Reading clever, chim books
"Om is the bow, the arrow is the soul
Brahmin is the arrow's goal
At which one aims unflinchingly."
"Siddhartha had one single goal to become empty, to become empty of thirst, desire, dreams, pleasure and sorrow to let the Self die. No longer to be Self, to experience the peace of an emptied heart. When all the Self was conquered and dead, when all passions and desires were silent, then the last must awaken, the innermost of Being that is no longer Self the great secret!"
Siddhartha, by Hermann Hesse is one of those "New Age" books filled with cleverly-crafted mysterious-sounding statements. "Om is the bow" sounds chim (deep and pretentious, as defined by cynical Hokkien Singaporeans), particularly since as any well-read person will tell you, "om" is supposed to be a sacred sound related to God or Brahma when he was creating the world. Most probably, it's the sound he mades when he burbs or farts after a heavy sacrificial meal presented by his devotees.
Herman Hesse is one of a handful of authors widely-admired in the West, with slim volumes of semi-poetic writings about love, the divine and what-nots.
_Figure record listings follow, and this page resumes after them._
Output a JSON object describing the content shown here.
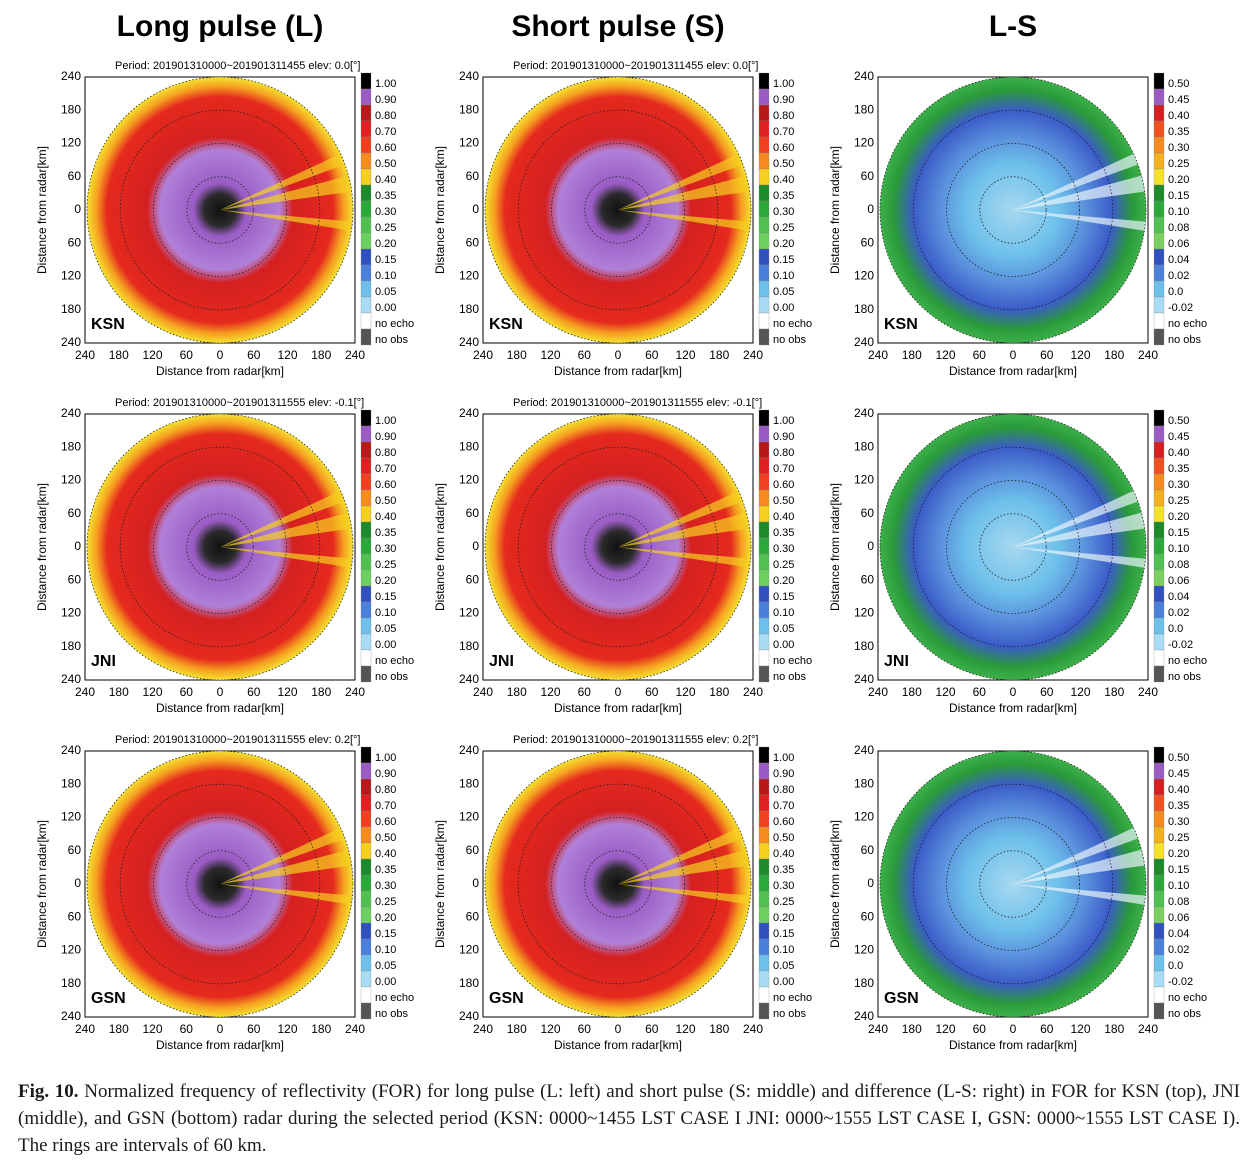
{
  "columns": [
    "Long pulse (L)",
    "Short pulse (S)",
    "L-S"
  ],
  "axis": {
    "ticks": [
      "240",
      "180",
      "120",
      "60",
      "0",
      "60",
      "120",
      "180",
      "240"
    ],
    "xlabel": "Distance from radar[km]",
    "ylabel": "Distance from radar[km]"
  },
  "colorbar_for": [
    "1.00",
    "0.90",
    "0.80",
    "0.70",
    "0.60",
    "0.50",
    "0.40",
    "0.35",
    "0.30",
    "0.25",
    "0.20",
    "0.15",
    "0.10",
    "0.05",
    "0.00",
    "no echo",
    "no obs"
  ],
  "colorbar_diff": [
    "0.50",
    "0.45",
    "0.40",
    "0.35",
    "0.30",
    "0.25",
    "0.20",
    "0.15",
    "0.10",
    "0.08",
    "0.06",
    "0.04",
    "0.02",
    "0.0",
    "-0.02",
    "no echo",
    "no obs"
  ],
  "panels": [
    {
      "header": "Period: 201901310000~201901311455 elev:  0.0[°]",
      "station": "KSN"
    },
    {
      "header": "Period: 201901310000~201901311455 elev:  0.0[°]",
      "station": "KSN"
    },
    {
      "station": "KSN"
    },
    {
      "header": "Period: 201901310000~201901311555 elev:  -0.1[°]",
      "station": "JNI"
    },
    {
      "header": "Period: 201901310000~201901311555 elev:  -0.1[°]",
      "station": "JNI"
    },
    {
      "station": "JNI"
    },
    {
      "header": "Period: 201901310000~201901311555 elev:  0.2[°]",
      "station": "GSN"
    },
    {
      "header": "Period: 201901310000~201901311555 elev:  0.2[°]",
      "station": "GSN"
    },
    {
      "station": "GSN"
    }
  ],
  "caption": {
    "label": "Fig. 10.",
    "text": " Normalized frequency of reflectivity (FOR) for long pulse (L: left) and short pulse (S: middle) and difference (L-S: right) in FOR for KSN (top), JNI (middle), and GSN (bottom) radar during the selected period (KSN: 0000~1455 LST CASE I JNI: 0000~1555 LST CASE I, GSN: 0000~1555 LST CASE I). The rings are intervals of 60 km."
  }
}
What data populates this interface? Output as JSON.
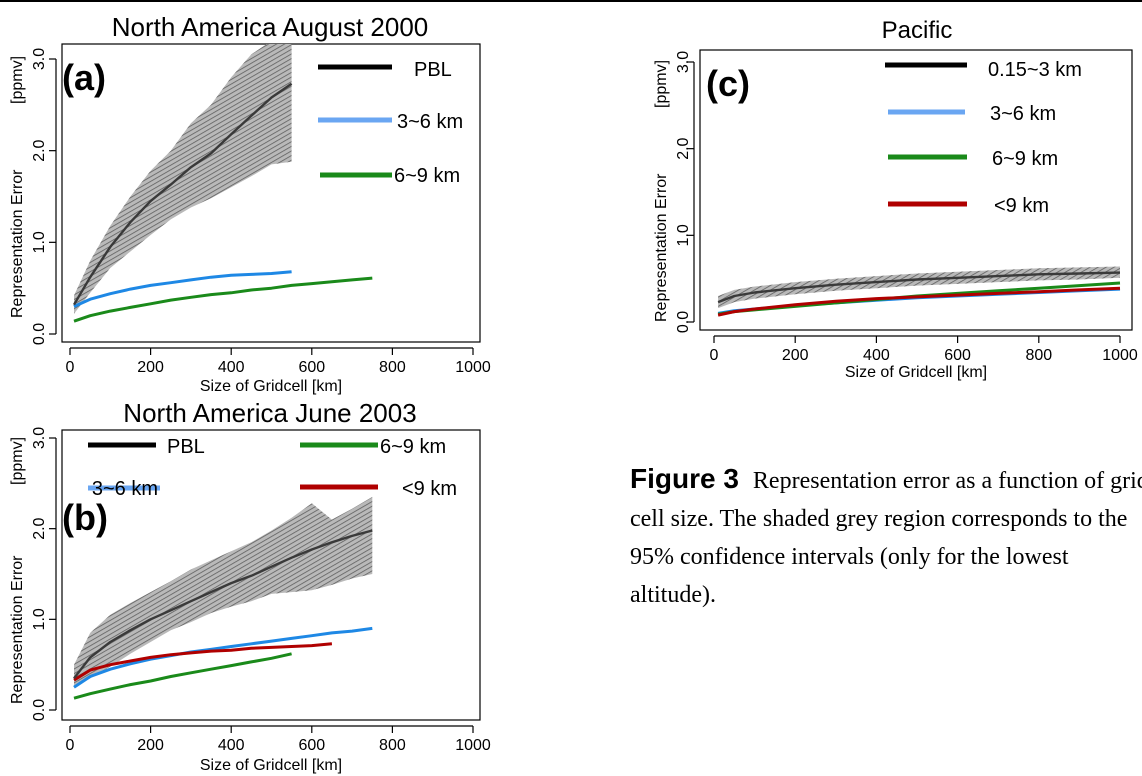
{
  "chart_data": [
    {
      "panel": "a",
      "type": "line",
      "panel_label": "(a)",
      "title": "North America August 2000",
      "xlabel": "Size of Gridcell [km]",
      "ylabel": "Representation Error",
      "yunit": "[ppmv]",
      "xlim": [
        0,
        1000
      ],
      "ylim": [
        0,
        3
      ],
      "xticks": [
        "0",
        "200",
        "400",
        "600",
        "800",
        "1000"
      ],
      "yticks": [
        "0.0",
        "1.0",
        "2.0",
        "3.0"
      ],
      "grid": false,
      "legend_position": "top-right",
      "series": [
        {
          "name": "PBL",
          "color": "#000000",
          "x": [
            10,
            50,
            100,
            150,
            200,
            250,
            300,
            350,
            400,
            450,
            500,
            550
          ],
          "y": [
            0.32,
            0.62,
            0.95,
            1.22,
            1.45,
            1.63,
            1.82,
            1.97,
            2.18,
            2.38,
            2.58,
            2.73
          ]
        },
        {
          "name": "3~6 km",
          "color": "#1e88e5",
          "x": [
            10,
            50,
            100,
            150,
            200,
            250,
            300,
            350,
            400,
            450,
            500,
            550
          ],
          "y": [
            0.3,
            0.38,
            0.44,
            0.49,
            0.53,
            0.56,
            0.59,
            0.62,
            0.64,
            0.65,
            0.66,
            0.68
          ]
        },
        {
          "name": "6~9 km",
          "color": "#1a8a1a",
          "x": [
            10,
            50,
            100,
            150,
            200,
            250,
            300,
            350,
            400,
            450,
            500,
            550,
            600,
            650,
            700,
            750
          ],
          "y": [
            0.14,
            0.2,
            0.25,
            0.29,
            0.33,
            0.37,
            0.4,
            0.43,
            0.45,
            0.48,
            0.5,
            0.53,
            0.55,
            0.57,
            0.59,
            0.61
          ]
        }
      ],
      "band": {
        "x": [
          10,
          50,
          100,
          150,
          200,
          250,
          300,
          350,
          400,
          450,
          500,
          550
        ],
        "lower": [
          0.22,
          0.45,
          0.72,
          0.9,
          1.08,
          1.25,
          1.38,
          1.48,
          1.6,
          1.72,
          1.85,
          1.88
        ],
        "upper": [
          0.42,
          0.8,
          1.18,
          1.5,
          1.78,
          2.0,
          2.3,
          2.5,
          2.8,
          3.05,
          3.2,
          3.2
        ]
      }
    },
    {
      "panel": "b",
      "type": "line",
      "panel_label": "(b)",
      "title": "North America June 2003",
      "xlabel": "Size of Gridcell [km]",
      "ylabel": "Representation Error",
      "yunit": "[ppmv]",
      "xlim": [
        0,
        1000
      ],
      "ylim": [
        0,
        3
      ],
      "xticks": [
        "0",
        "200",
        "400",
        "600",
        "800",
        "1000"
      ],
      "yticks": [
        "0.0",
        "1.0",
        "2.0",
        "3.0"
      ],
      "grid": false,
      "legend_position": "top",
      "series": [
        {
          "name": "PBL",
          "color": "#000000",
          "x": [
            10,
            50,
            100,
            150,
            200,
            250,
            300,
            350,
            400,
            450,
            500,
            550,
            600,
            650,
            700,
            750
          ],
          "y": [
            0.35,
            0.58,
            0.75,
            0.88,
            1.0,
            1.1,
            1.2,
            1.3,
            1.4,
            1.48,
            1.58,
            1.68,
            1.77,
            1.85,
            1.92,
            1.98
          ]
        },
        {
          "name": "3~6 km",
          "color": "#1e88e5",
          "x": [
            10,
            50,
            100,
            150,
            200,
            250,
            300,
            350,
            400,
            450,
            500,
            550,
            600,
            650,
            700,
            750
          ],
          "y": [
            0.25,
            0.37,
            0.45,
            0.51,
            0.56,
            0.6,
            0.64,
            0.67,
            0.7,
            0.73,
            0.76,
            0.79,
            0.82,
            0.85,
            0.87,
            0.9
          ]
        },
        {
          "name": "6~9 km",
          "color": "#1a8a1a",
          "x": [
            10,
            50,
            100,
            150,
            200,
            250,
            300,
            350,
            400,
            450,
            500,
            550
          ],
          "y": [
            0.13,
            0.18,
            0.23,
            0.28,
            0.32,
            0.37,
            0.41,
            0.45,
            0.49,
            0.53,
            0.57,
            0.62
          ]
        },
        {
          "name": "<9 km",
          "color": "#b00000",
          "x": [
            10,
            50,
            100,
            150,
            200,
            250,
            300,
            350,
            400,
            450,
            500,
            550,
            600,
            650
          ],
          "y": [
            0.33,
            0.44,
            0.5,
            0.54,
            0.58,
            0.61,
            0.63,
            0.65,
            0.66,
            0.68,
            0.69,
            0.7,
            0.71,
            0.73
          ]
        }
      ],
      "band": {
        "x": [
          10,
          50,
          100,
          150,
          200,
          250,
          300,
          350,
          400,
          450,
          500,
          550,
          600,
          650,
          700,
          750
        ],
        "lower": [
          0.25,
          0.35,
          0.48,
          0.62,
          0.75,
          0.88,
          0.97,
          1.07,
          1.14,
          1.2,
          1.28,
          1.3,
          1.32,
          1.38,
          1.45,
          1.5
        ],
        "upper": [
          0.5,
          0.85,
          1.05,
          1.18,
          1.3,
          1.42,
          1.55,
          1.65,
          1.75,
          1.85,
          1.98,
          2.12,
          2.28,
          2.1,
          2.22,
          2.35
        ]
      }
    },
    {
      "panel": "c",
      "type": "line",
      "panel_label": "(c)",
      "title": "Pacific",
      "xlabel": "Size of Gridcell [km]",
      "ylabel": "Representation Error",
      "yunit": "[ppmv]",
      "xlim": [
        0,
        1000
      ],
      "ylim": [
        0,
        3
      ],
      "xticks": [
        "0",
        "200",
        "400",
        "600",
        "800",
        "1000"
      ],
      "yticks": [
        "0.0",
        "1.0",
        "2.0",
        "3.0"
      ],
      "grid": false,
      "legend_position": "top-right",
      "series": [
        {
          "name": "0.15~3 km",
          "color": "#000000",
          "x": [
            10,
            50,
            100,
            200,
            300,
            400,
            500,
            600,
            700,
            800,
            900,
            1000
          ],
          "y": [
            0.23,
            0.3,
            0.34,
            0.39,
            0.43,
            0.46,
            0.49,
            0.51,
            0.53,
            0.55,
            0.56,
            0.57
          ]
        },
        {
          "name": "3~6 km",
          "color": "#1e88e5",
          "x": [
            10,
            50,
            100,
            200,
            300,
            400,
            500,
            600,
            700,
            800,
            900,
            1000
          ],
          "y": [
            0.1,
            0.13,
            0.15,
            0.19,
            0.22,
            0.25,
            0.28,
            0.3,
            0.32,
            0.34,
            0.36,
            0.38
          ]
        },
        {
          "name": "6~9 km",
          "color": "#1a8a1a",
          "x": [
            10,
            50,
            100,
            200,
            300,
            400,
            500,
            600,
            700,
            800,
            900,
            1000
          ],
          "y": [
            0.09,
            0.12,
            0.14,
            0.18,
            0.22,
            0.26,
            0.3,
            0.33,
            0.36,
            0.39,
            0.42,
            0.45
          ]
        },
        {
          "name": "<9 km",
          "color": "#b00000",
          "x": [
            10,
            50,
            100,
            200,
            300,
            400,
            500,
            600,
            700,
            800,
            900,
            1000
          ],
          "y": [
            0.08,
            0.12,
            0.15,
            0.2,
            0.24,
            0.27,
            0.29,
            0.31,
            0.33,
            0.35,
            0.37,
            0.39
          ]
        }
      ],
      "band": {
        "x": [
          10,
          50,
          100,
          200,
          300,
          400,
          500,
          600,
          700,
          800,
          900,
          1000
        ],
        "lower": [
          0.16,
          0.23,
          0.27,
          0.32,
          0.36,
          0.39,
          0.42,
          0.44,
          0.46,
          0.48,
          0.49,
          0.51
        ],
        "upper": [
          0.3,
          0.37,
          0.41,
          0.46,
          0.5,
          0.53,
          0.56,
          0.58,
          0.6,
          0.62,
          0.63,
          0.64
        ]
      }
    }
  ],
  "caption": {
    "figure_label": "Figure 3",
    "text": "Representation error as a function of grid cell size. The shaded grey region corresponds to the 95% confidence intervals (only for the lowest altitude)."
  }
}
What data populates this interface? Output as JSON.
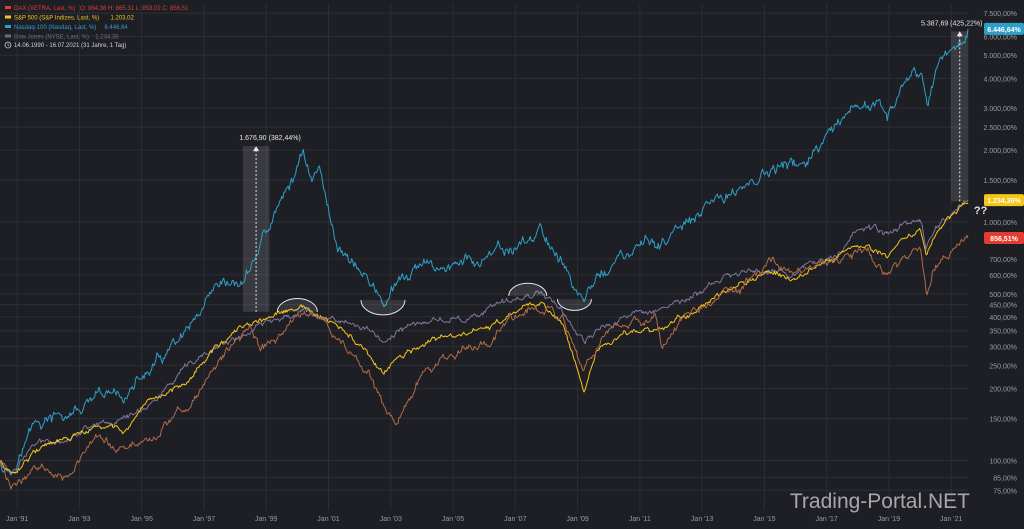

Another equally famous bloke is Khalil Gibran who wrote The Prophet, using similar wordcraft.
When we first read Hesse or Gibran, we keep nodding in agreement and we keep mumbling in our mind, how wise is the author, even though another part of our mind is asking, What the fuck does he means by "Om is the bow, the arrow is the soul"?
By the way, Hesse confuses Brahmin with Brahma. A brahmin is the man who wanders around barefooted and semi-naked in India, looking for Brahma the god who thinks that he is number 1 because no one else seems to have existed before him.
After you have read such books, what happens? Nothing! You continue living and behaving as before. Your life, conduct and attitudes towards fellow neighbours, friends, enemies and relatives are unchanged, untransformed. Only your conversation has taken a turn for the worse as you add Hesse's jargon to your speech repertoire.
In the book, Siddartha, Hesse's main character, pretends to find something useful in Buddha's teaching but, because Hesse himself has no spiritual or mental understanding, he made his character reject Buddha and go on searching for whatever he was searching. A book's character is only as wise as its author. So Siddartha is no different from the modern self-indulgent Westerner roaming the world, with plenty of cash, leisure and angst, in search of gurus mouthing Hesse-like formulas and motherhood statements.
Life is short and we have no time for crap, no matter how om they sound.
Stick to the writings, thoughts and teachings of honest, authentic and compassionate teachers, who give you only straight answers, without om, without craft, and without monetary agenda.
Buddha's teaching, for example, offers a practical, straightforward and step-by-step rigorous method to achieve enlightenment and ultimate liberation from suffering. It has no mystery, no smart-ass expressions. In fact, in all his discourses, Buddha uses such plain language he often sounds tedious to the Hollywood-excitable minds. However, for millions of individuals the world over who have followed Buddha's instructions and guidance, many have achieved insight into reality, eliminated craving and experienced pure joy.
The essence of Buddha's teaching is in the Dhammapada and the various Sutras.
Other similarly beneficial writings that are relevant and useful in daily living include the Beatitudes of Jesus (Matthew 5), the Meditations of Marcus Aerulieus Caesar, the Analects of Confucius, and the instructions of Epictectus. They are all in plain words but they sing to the heart with their uncommon insight, genuine sentiments and vivid expressions.